Cassandra Indexing: The Good, the Bad and the Ugly
The Bad : Partitioning
One of the tough things to get used to at first is that without any indexes queries that span rows can (very) be bad. Thinking back to our storage model however, that isn't surprising. The strategy that Cassandra uses to distribute the rows across hosts is called Partitioning.
Partitioning is the act of carving up the range of rowkeys assigning them into the "token ring", which also assigns responsibility for a segment (i.e. partition) of the rowkey range to each host. You've probably seen this when you initialized your cluster with a "token". The token gives the host a location along the token ring, which assigns responsibility for a section of the token range. Partitioning is the act of mapping the rowkey into the token range.
There are two primary partitioners: Random and Order Preserving. They are appropriately named. The RandomPartitioner hashes the rowkeys into tokens. With the RandomPartitioner, the token is a hash of the rowkey. This does a good job of evenly distributing your data across a set of nodes, but makes querying a range of the rowkey space incredibly difficult. From only a "start rowkey" value and an "end rowkey" value, Cassandra can't determine what range of the token space you need. It essentially needs to perform a "table scan" to answer the query, and a "table scan" in Cassandra is bad because it needs to go to each machine (most likely ALL machines if you have a good hash function) to answer the query.
The Good : Secondary Indexes
Cassandra does provide a native indexing mechanism in Secondary Indexes. Secondary Indexes work off of the columns values. You declare a secondary index on a Column Family. Datastax has good documentation on the usage. Under the hood, Cassandra maintains a "hidden column family" as the index. (See Ed Anuff's presentation for specifics) Since Cassandra doesn't maintain column value information in any one node, and secondary indexes are on columns value (rather than rowkeys), a query still needs to be sent to all nodes. Additionally, secondary indexes are not recommended for high-cardinality sets.
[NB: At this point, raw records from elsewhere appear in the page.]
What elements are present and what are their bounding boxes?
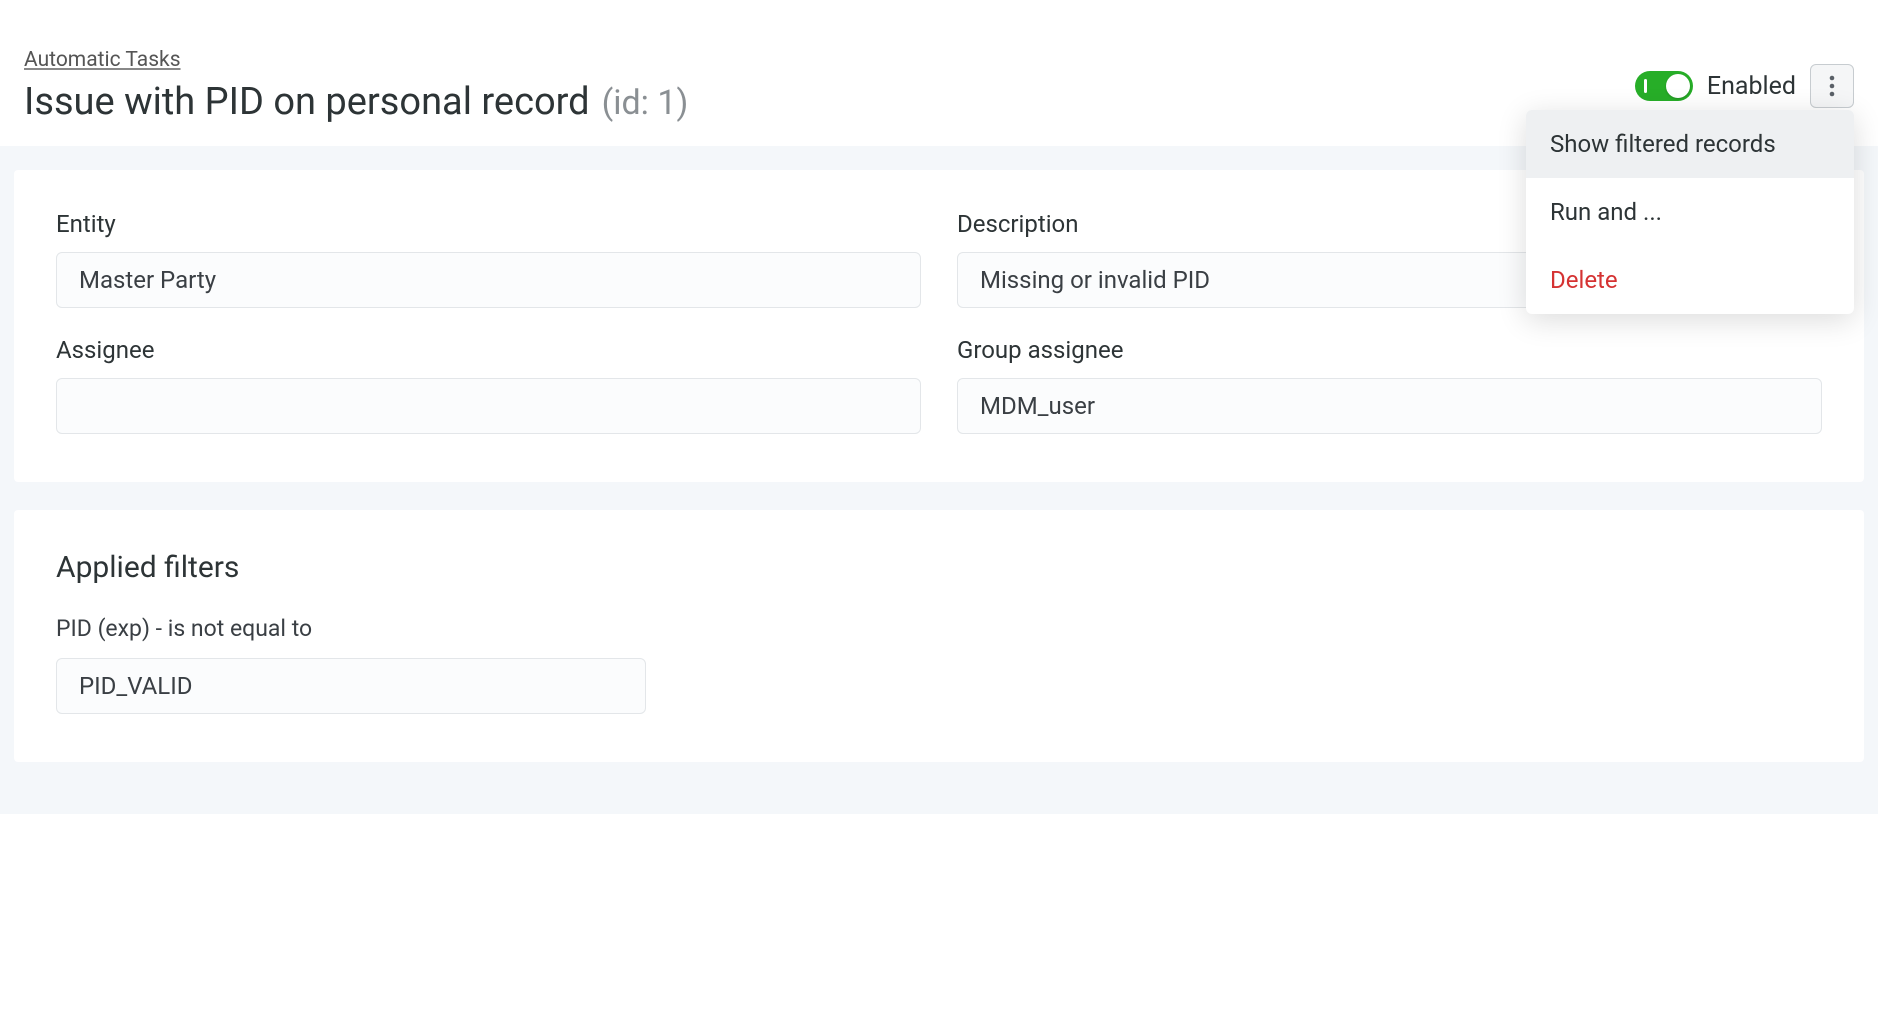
assignee-input[interactable] [56,378,921,434]
group-assignee-label: Group assignee [957,336,1822,364]
filter-value-input[interactable]: PID_VALID [56,658,646,714]
page-title: Issue with PID on personal record [24,80,590,124]
entity-label: Entity [56,210,921,238]
more-actions-button[interactable] [1810,64,1854,108]
group-assignee-field: Group assignee MDM_user [957,336,1822,434]
menu-item-delete[interactable]: Delete [1526,246,1854,314]
enabled-toggle-label: Enabled [1707,72,1796,101]
assignee-field: Assignee [56,336,921,434]
entity-field: Entity Master Party [56,210,921,308]
page-id-text: (id: 1) [602,83,689,123]
assignee-label: Assignee [56,336,921,364]
menu-item-show-filtered-records[interactable]: Show filtered records [1526,110,1854,178]
page-header: Automatic Tasks Issue with PID on person… [0,0,1878,146]
applied-filters-title: Applied filters [56,550,1822,585]
more-actions-dropdown: Show filtered records Run and ... Delete [1526,110,1854,314]
applied-filters-card: Applied filters PID (exp) - is not equal… [14,510,1864,762]
breadcrumb-link[interactable]: Automatic Tasks [24,48,181,72]
filter-condition-label: PID (exp) - is not equal to [56,615,1822,642]
menu-item-run-and[interactable]: Run and ... [1526,178,1854,246]
enabled-toggle[interactable] [1635,71,1693,101]
more-vertical-icon [1829,75,1835,97]
group-assignee-input[interactable]: MDM_user [957,378,1822,434]
filter-item: PID (exp) - is not equal to PID_VALID [56,615,1822,714]
entity-input[interactable]: Master Party [56,252,921,308]
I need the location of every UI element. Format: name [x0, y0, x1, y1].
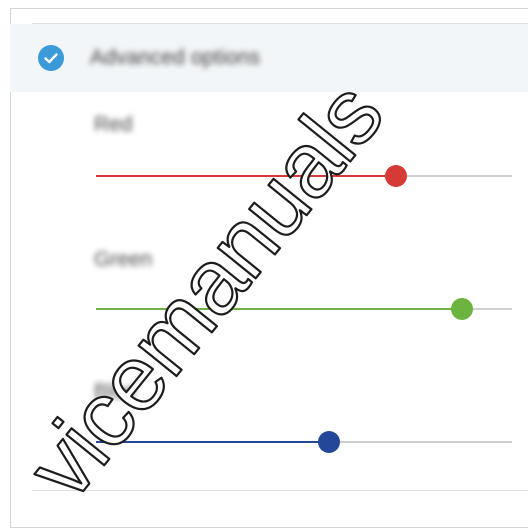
slider-thumb[interactable]: [451, 298, 474, 320]
green-slider-label: Green: [94, 248, 153, 271]
slider-thumb[interactable]: [384, 165, 407, 187]
red-slider[interactable]: [96, 164, 512, 188]
blue-slider[interactable]: [96, 430, 512, 454]
slider-thumb[interactable]: [317, 431, 340, 453]
blue-slider-label: Blue: [94, 380, 137, 403]
slider-fill: [96, 308, 463, 310]
advanced-options-row[interactable]: [10, 24, 528, 92]
slider-fill: [96, 441, 329, 443]
red-slider-label: Red: [94, 113, 133, 136]
bottom-divider: [32, 490, 528, 491]
check-circle-icon[interactable]: [38, 45, 64, 71]
green-slider[interactable]: [96, 297, 512, 321]
advanced-options-title: Advanced options: [90, 46, 261, 69]
slider-fill: [96, 175, 396, 177]
panel-content: Advanced options Red Green Blue: [10, 8, 528, 501]
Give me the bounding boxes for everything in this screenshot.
I haven't looked yet, but I'm assuming this is because of the data model used within the "hidden column family". If the hidden column family stores a row per unique value (with rowkeys as columns), then it would mean scanning the rows to determine if they are within the range in the query.
From Ed's presentation:
- Not recommended for high cardinality values(i.e.timestamps,birthdates,keywords,etc.)
- Requires at least one equality comparison in a query--not great for less-than/greater-than/range queries
- Unsorted - results are in token order, not query value order
- Limited to search on datatypes, Cassandra natively understands
With all that said, secondary indexes work out of the box and we've had good success using them on simple values.
The Ugly : Do-It-Yourself (DIY) / Wide-Rows
Now, beauty is in the eye of the beholder. One of the beautiful things about NoSQL is the simplicity. The constructs are simple: Keyspaces, Column Families, Rows and Columns. Keeping it simple however means sometimes you need to take things into your own hands.
This is the case with wide-row indexes. Utilizing Cassandra's storage model, its easy to build your own indexes where each row-key becomes a column in the index. This is sometimes hard to get your head around, but lets imagine we have a case whereby we want to select all users in a zip code. The main users column family is keyed on userid, zip code is a column on each user row. We could use secondary indexes, but there are quite a few zip codes. Instead we could maintain a column family with a single row called "idx_zipcode". We could then write columns into this row of the form "zipcode_userid". Since the columns are stored in sorted order, it is fast to query for all columns that start with "18964" (e.g. we could use 18964_ and 18964_ZZZZZZ as start and end values).
One obvious downside of this approach is that rows are self-contained on a host. (again except for replicas) This means that all queries are going to hit a single node. I haven't yet found a good answer for this.